For Retailers, Fashion Makes Cents

Consumers headed back to the mall in February, with many taking advantage of end-of-season promotions and more cash in their pockets from lower gas prices.


The result? The best results from retailers in five months. But it wasn’t a uniform picture and, analysts caution, not the start of a turnaround. For many, sales were still lower than the same period a year ago.

Discounters like Wal-Mart Stores continued to stand out in the crowd, which makes sense given consumers are reticent to spend. But another trend emerged as you pick through the sales reports that may be counterintuitive: there was a hunger for fashion.

“Consumers have continued to spend on fashion and trend-right product,” says Christine Chen, an analyst at Needham, in a research note. “Therefore, we believe that retailers with unique, differentiated merchandise will fair better than those retailers not taking as much fashion risks.”

Chen expects consumers to continue to be choosey when deciding to shop and spend money this spring.

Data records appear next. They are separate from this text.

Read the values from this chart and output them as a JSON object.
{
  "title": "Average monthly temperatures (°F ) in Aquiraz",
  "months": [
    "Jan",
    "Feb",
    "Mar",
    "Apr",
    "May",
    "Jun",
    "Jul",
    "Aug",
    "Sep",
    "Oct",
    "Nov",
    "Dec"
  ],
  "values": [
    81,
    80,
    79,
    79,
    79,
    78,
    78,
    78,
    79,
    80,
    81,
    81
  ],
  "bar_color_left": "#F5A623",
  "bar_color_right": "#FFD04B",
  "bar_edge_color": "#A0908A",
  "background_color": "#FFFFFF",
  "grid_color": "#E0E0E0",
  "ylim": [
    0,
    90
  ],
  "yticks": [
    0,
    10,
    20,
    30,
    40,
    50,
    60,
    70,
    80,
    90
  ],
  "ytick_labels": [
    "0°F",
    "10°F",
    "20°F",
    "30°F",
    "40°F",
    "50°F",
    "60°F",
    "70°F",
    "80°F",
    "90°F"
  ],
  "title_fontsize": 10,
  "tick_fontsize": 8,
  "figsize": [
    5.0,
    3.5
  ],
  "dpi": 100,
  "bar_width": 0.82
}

  • To listen to CNBC's interview with Beder, click here.

One company that fared well in February is teen retailer Aeropostale . Aeropostale is “really taking off in terms of teen apparel,” says Eric Beder of Brean Murray Carret & Co.

Beder agrees the fashionistas are still spending.

“There is still a demand for fashion, it is definitely down, but there is a consumer who will still pay up for a differentiated product,” he said.

Beder says he thinks the best way for investors to play that trend is with Warnaco , which sells the Calvin Klein, Speedo, and Warners brands, among others, and True Religion , which is known for its jeans and sportswear.

“We are starting to see traffic somewhat normalize on a year-to-year basis,” Beder says. “The consumer just isn’t shopping right now; they are going to malls. We probably have at least a quarter or two before we see some potential for the slope to stop declining.”